Day 4: We were supposed to climb a Flatiron with Timmy Oneil but Rowan felt sick all morning and we had to abort that mission. We ended up hiking in Morrison and explored the dinosaur tracks and fossils. Then we stopped at my old place in Golden and rested until Rowan felt better. In no time we were on Clear Creek playing on the river and in the park. After lunch we bought some new shoes for Rowan since his sneakers were beat. Since Earthtreks Golden was so close we popped in for a session and hung out with the great Charlie Mace and Dan Mirsky. I belayed my boys until they couldn’t do routes anymore and then they bouldered until they were pooped. After a little WWE wrestling on the mats we made a huge chicken and rice dinner and pulled weeds in the front yard of my old roommates place.
Day 5: Going to climb in Eldo with the boys and take them on a multipitch cause it’s supposed to rain in town and we don’t have them time to do the whole Flatiron. Then it will be off to SCARPA to visit the North American headquarters and bs with the crew.
Day 6: Waterworld, need I say more. Every kid should get to go there at least once a summer. I vow to make that happen for my boys and Thursday will be that day.
Day 7: Fly to Ohio to see the family. Let the good times roll.
See you all soon.
It is finally here. Another year in the books teaching high school. I have 15 years teaching under my belt at this point and can’t believe how quickly school years fly by.

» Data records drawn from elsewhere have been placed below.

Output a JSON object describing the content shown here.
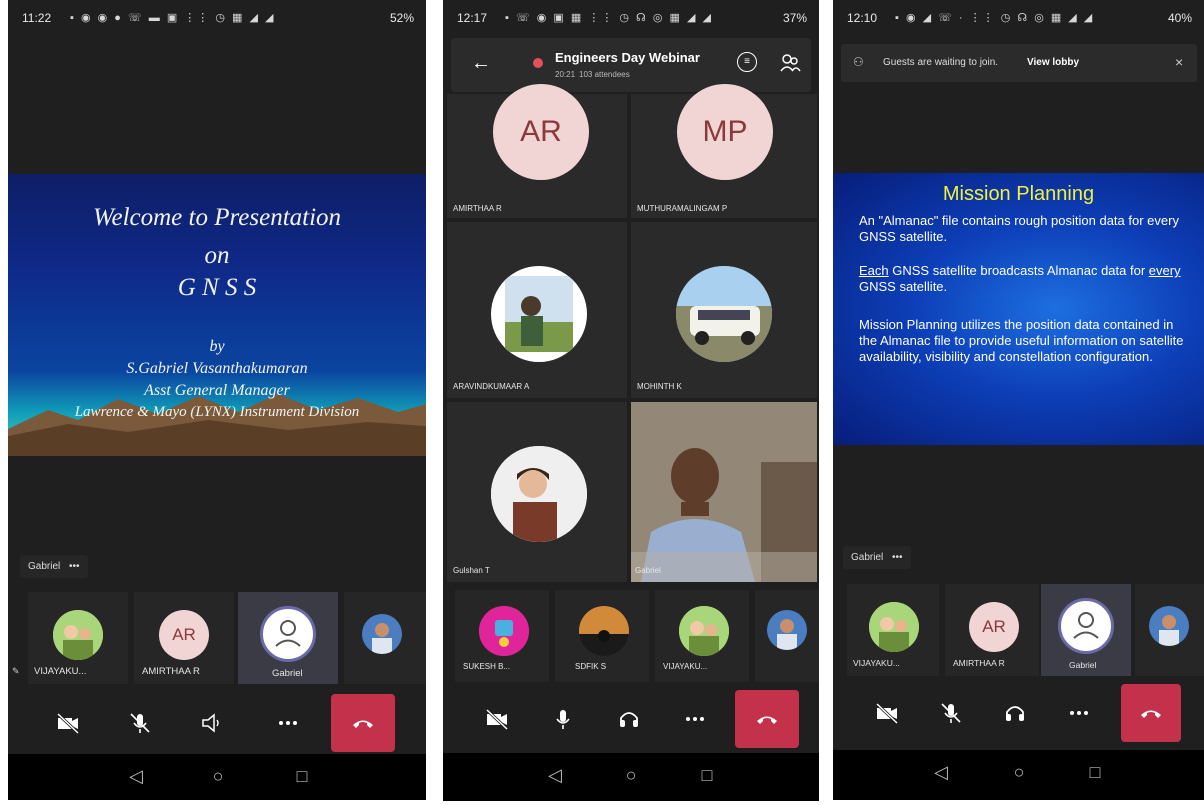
{
  "phone1": {
    "status": {
      "time": "11:22",
      "battery": "52%"
    },
    "slide": {
      "line1": "Welcome to Presentation",
      "line2": "on",
      "line3": "G N S S",
      "by": "by",
      "author": "S.Gabriel Vasanthakumaran",
      "designation": "Asst General Manager",
      "org": "Lawrence & Mayo (LYNX) Instrument Division"
    },
    "presenter": {
      "name": "Gabriel",
      "more": "•••"
    },
    "participants": [
      {
        "name": "VIJAYAKU..."
      },
      {
        "name": "AMIRTHAA R",
        "initials": "AR"
      },
      {
        "name": "Gabriel"
      }
    ]
  },
  "phone2": {
    "status": {
      "time": "12:17",
      "battery": "37%"
    },
    "header": {
      "title": "Engineers Day Webinar",
      "duration": "20:21",
      "attendees": "103 attendees"
    },
    "grid": [
      {
        "name": "AMIRTHAA R",
        "initials": "AR"
      },
      {
        "name": "MUTHURAMALINGAM P",
        "initials": "MP"
      },
      {
        "name": "ARAVINDKUMAAR A"
      },
      {
        "name": "MOHINTH K"
      },
      {
        "name": "Gulshan T"
      },
      {
        "name": "Gabriel"
      }
    ],
    "participants": [
      {
        "name": "SUKESH B..."
      },
      {
        "name": "SDFIK S"
      },
      {
        "name": "VIJAYAKU..."
      }
    ]
  },
  "phone3": {
    "status": {
      "time": "12:10",
      "battery": "40%"
    },
    "lobby": {
      "text": "Guests are waiting to join.",
      "link": "View lobby"
    },
    "slide": {
      "title": "Mission Planning",
      "p1": "An \"Almanac\" file contains rough position data for every GNSS satellite.",
      "p2a": "Each",
      "p2b": " GNSS satellite broadcasts Almanac data for ",
      "p2c": "every",
      "p2d": " GNSS satellite.",
      "p3": "Mission Planning utilizes the position data contained in the Almanac file to provide useful information on satellite availability, visibility and constellation configuration."
    },
    "presenter": {
      "name": "Gabriel",
      "more": "•••"
    },
    "participants": [
      {
        "name": "VIJAYAKU..."
      },
      {
        "name": "AMIRTHAA R",
        "initials": "AR"
      },
      {
        "name": "Gabriel"
      }
    ]
  },
  "icons": {
    "mic_muted": "microphone-muted-icon",
    "headset": "headset-icon",
    "more": "more-options-icon",
    "hangup": "hang-up-icon",
    "camera_off": "camera-off-icon",
    "speaker": "speaker-icon"
  },
  "colors": {
    "hangup": "#c4314b",
    "background": "#1f1f1f",
    "slide3_title": "#f2f23a"
  }
}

This summer I have a few plans. As usual, I will head to Ohio with my kids to visit my family. I will also take a climbing trip to Europe and try to climb a few mountains and big walls if the weather cooperates. Then I will head to the Arcteryx Climbing Academy in Squamish to teach and climb a few pitches. After that it is the Outdoor Retailer trade show time in Denver. Finally, after all that work begins again at my high school. Once back, I will have to design new curriculum, help train the two new science teachers at my school and meet about 150 new learners.
In the meantime, I will go camping, fish, hike, swim and play in the mountains with my boys and try to enjoy the down time between teaching. Today was my last day and I was so tired that I felt like I couldn’t even enter the final grades in the computer. A task that is so simple, felt overwhelming at the end of the year. I will recover in a few days and be excited again, but right now I am beat.
If you are in Cleveland in June, look me up I will be hanging with my parents and training at the Cleveland Rock Gym at night. If you are in the Dolomites in July, drop me a line and maybe we can meet up on a big wall and trade some belays! And if you are in Squamish in mid July take a class withe me and find out why I break cams.
Looking forward to the rest of 2018 because the first half has worn me down.